L’émergence d’une nouvelle vision des droits humains
Un prêtre de grade inférieur, Don Michele Russo, assume pour sa part sans aucune contrepartie l’accueil d’une famille juive de commerçants de la Piazza Risorgimento chez qui il avait eu l’habitude de faire des achats durant quelques années. “Je n’ai absolument rien reçu, pas plus que d’autres, pour leur admission au Vatican : ils seront peut-être reconnaissants plus tard, je ne sais pas, et ils ne me l’ont pas dit. Les seules paroles que le père m’a dites ont été : ‘Tu auras en moi un frère’”, assure-t-il devant les enquêteurs.
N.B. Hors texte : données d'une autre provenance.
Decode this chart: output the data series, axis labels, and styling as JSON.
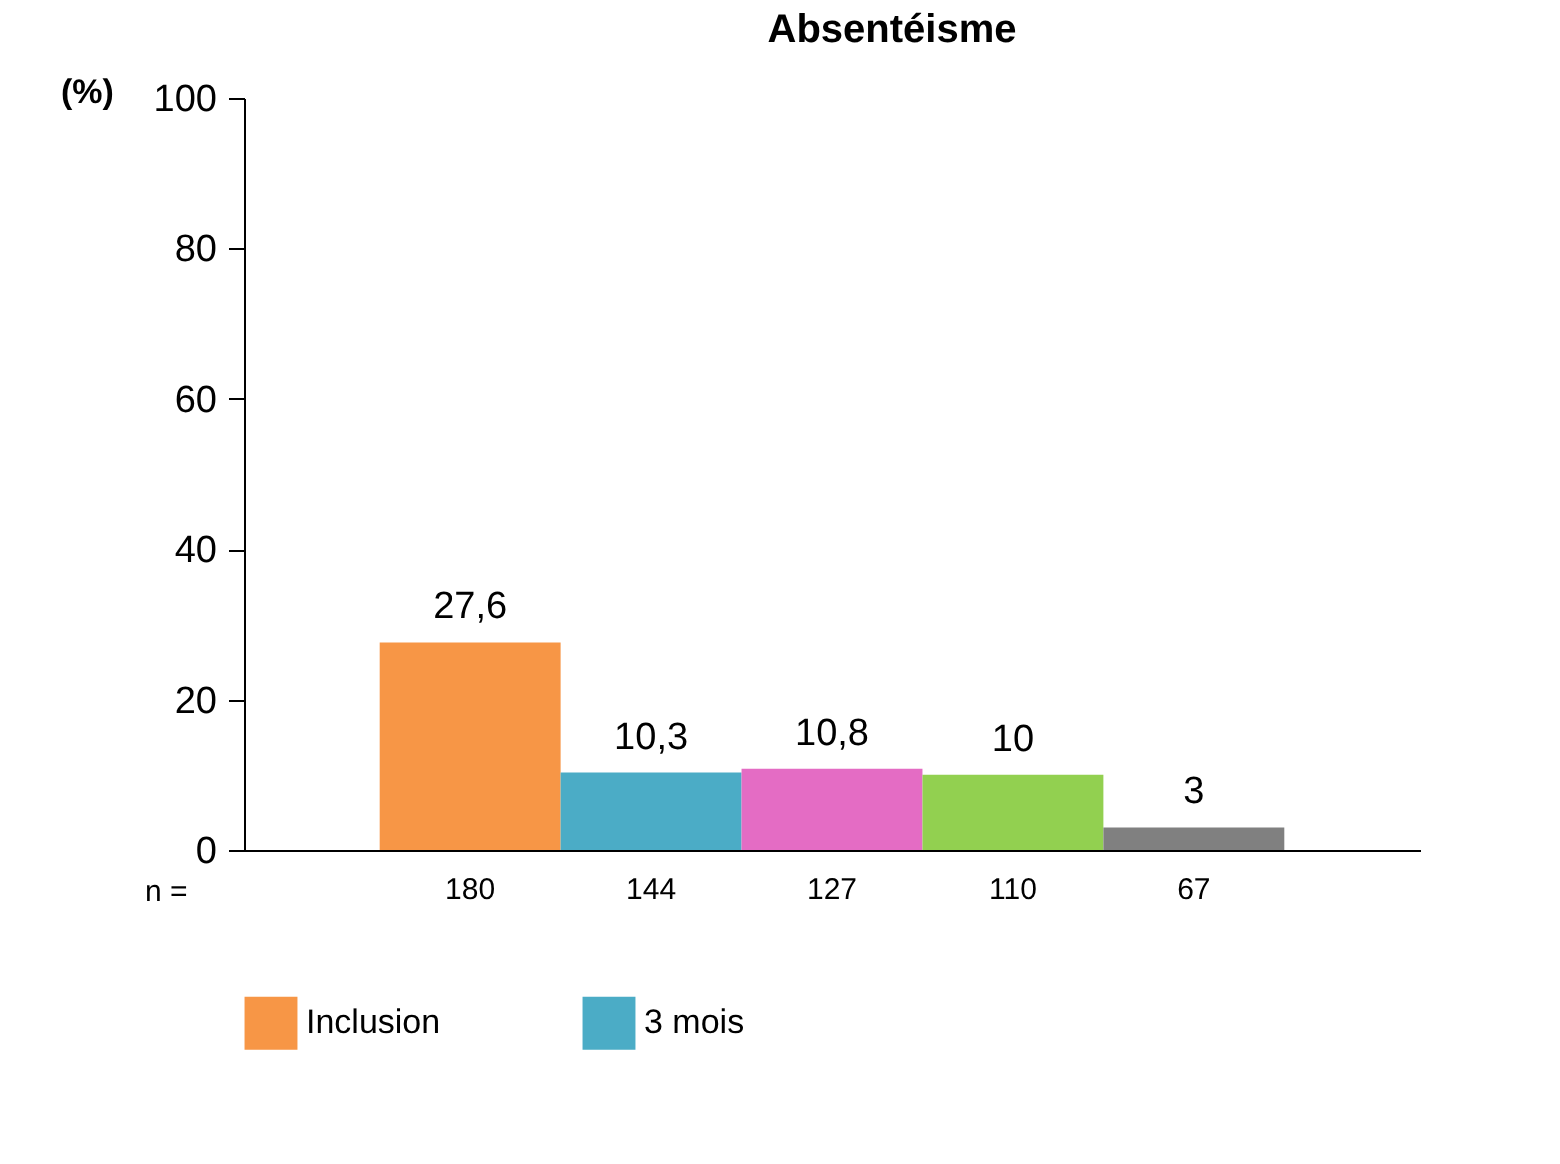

Cette rare référence à une logique de gratuité et de fraternité et de dignité apparaît un signe précurseur du changement radical de conception des droits qui finira par émerger après la guerre. “La limitation des droits civils, politiques, sociaux et économiques ne posaient pas de réel problème à l’Église. Mais ce qui posait problème, c’était la persécution de la dignité humaine. Ce concept de droit de la personne humaine commence à émerger dans la pensée catholique de l’époque, notamment autour de figures comme Jacques Maritain”, explique Nina Valbousquet.
Alors que les lois raciales de 1938 en Italie avaient été considérées comme acceptables par l’Église, la persécution physique des juifs, notamment avec la séparation des familles, va finir par interpeller la conscience de certains ecclésiastiques, notamment en France où certains évêques, au nom de la “conscience chrétienne”, critiquent les persécutions à l’encontre des juifs. La récente déclaration de la Doctrine de la foi Dignitas infinita, sur la dignité infinie et intrinsèque de tout être humain, s’est donc inscrite dans un long processus de maturation qui s’est accéléré durant la Seconde Guerre mondiale. Il s’est cristallisé dans la seconde moitié du XXe siècle, faisant de la défense des droits humains un axe fondamental de la doctrine sociale de l’Église à partir du Concile Vatican II.